Application for a Fellowship of the Hong Kong Academy of Medicine and application for inclusion in the Medical Council's Specialist Register are two separate issues. The academy is a statutory body established to monitor specialist training in Hong Kong. By law, it is the medical body that grants specialist medical qualifications. It has the responsibility to set and assess, by examination, the standard of specialists practising in Hong Kong.

From October 1, any doctor who wishes to obtain an Academy Fellowship, whether he/she is trained locally or abroad, must pass an exit (final) examination conducted by the relevant Academy College. It is a common practice throughout the world to become a Fellow of a royal (specialist) college in Britain, Ireland, Canada, Australia or New Zealand, a candidate must have completed recognised training and passed the relevant Fellowship examination. The academy is not practising in any extraordinary manner.

The academy, far from protecting local graduates, welcomes doctors trained overseas.

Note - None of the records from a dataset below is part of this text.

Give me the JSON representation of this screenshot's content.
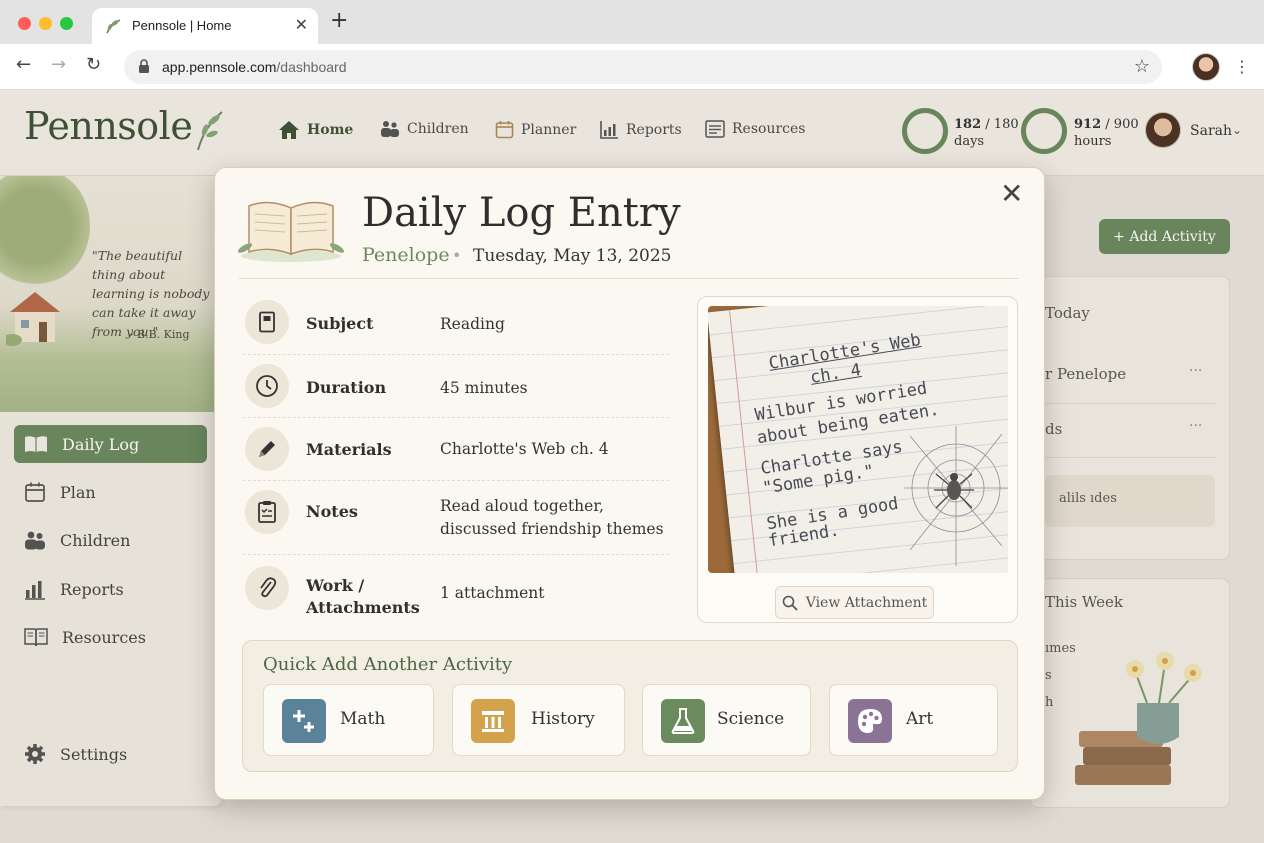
{
  "browser": {
    "tab_title": "Pennsole | Home",
    "url_host": "app.pennsole.com",
    "url_path": "/dashboard"
  },
  "header": {
    "logo": "Pennsole",
    "nav": [
      {
        "label": "Home",
        "icon": "home-icon",
        "active": true
      },
      {
        "label": "Children",
        "icon": "children-icon"
      },
      {
        "label": "Planner",
        "icon": "calendar-icon"
      },
      {
        "label": "Reports",
        "icon": "chart-icon"
      },
      {
        "label": "Resources",
        "icon": "list-icon"
      }
    ],
    "days_done": "182",
    "days_total": "/ 180",
    "days_unit": "days",
    "hours_done": "912",
    "hours_total": "/ 900",
    "hours_unit": "hours",
    "user_name": "Sarah"
  },
  "sidebar": {
    "quote": "\"The beautiful thing about learning is nobody can take it away from you.\"",
    "quote_author": "– B.B. King",
    "items": [
      {
        "label": "Daily Log",
        "icon": "book-icon",
        "active": true
      },
      {
        "label": "Plan",
        "icon": "calendar-icon"
      },
      {
        "label": "Children",
        "icon": "children-icon"
      },
      {
        "label": "Reports",
        "icon": "chart-icon"
      },
      {
        "label": "Resources",
        "icon": "resources-icon"
      }
    ],
    "settings": "Settings"
  },
  "right_panel": {
    "add_activity": "+ Add Activity",
    "today_title": "Today",
    "today_item_1": "r Penelope",
    "today_item_2": "ds",
    "today_pill": "alils ıdes",
    "week_title": "This Week",
    "week_line_1": "ımes",
    "week_line_2": "s",
    "week_line_3": "h"
  },
  "modal": {
    "title": "Daily Log Entry",
    "child": "Penelope",
    "date": "Tuesday, May 13, 2025",
    "fields": [
      {
        "label": "Subject",
        "value": "Reading",
        "icon": "notebook-icon"
      },
      {
        "label": "Duration",
        "value": "45 minutes",
        "icon": "clock-icon"
      },
      {
        "label": "Materials",
        "value": "Charlotte's Web ch. 4",
        "icon": "pencil-icon"
      },
      {
        "label": "Notes",
        "value": "Read aloud together, discussed friendship themes",
        "icon": "clipboard-icon"
      },
      {
        "label": "Work / Attachments",
        "value": "1 attachment",
        "icon": "paperclip-icon"
      }
    ],
    "attachment": {
      "lines": [
        "Charlotte's Web",
        "ch. 4",
        "Wilbur is worried",
        "about being eaten.",
        "Charlotte says",
        "\"Some pig.\"",
        "She is a good",
        "friend."
      ],
      "view_label": "View Attachment"
    },
    "quick_add": {
      "title": "Quick Add Another Activity",
      "items": [
        {
          "label": "Math",
          "icon": "math-icon",
          "color": "#5a8299"
        },
        {
          "label": "History",
          "icon": "pillar-icon",
          "color": "#d3a24a"
        },
        {
          "label": "Science",
          "icon": "flask-icon",
          "color": "#6b8a5e"
        },
        {
          "label": "Art",
          "icon": "palette-icon",
          "color": "#8b7396"
        }
      ]
    }
  },
  "colors": {
    "accent_green": "#6b8a5e",
    "logo_green": "#3f5236",
    "cream": "#fbf8f1"
  }
}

With regard to specialist registration, a doctor does not have to become an Academy Fellow to practise as a specialist in Hong Kong. We will continue to recognise training and qualifications obtained by doctors overseas for the purpose of specialist registration as long as they have been assessed to be of a standard comparable to that required by the academy.

The remarks by Dr David Anderson, as reported, are both unfair and derogatory to the standards of medical care in Hong Kong. Hong Kong is no longer a British colony and must practise a professional policy that is the international norm and is fair to all who wish to practise as specialists here.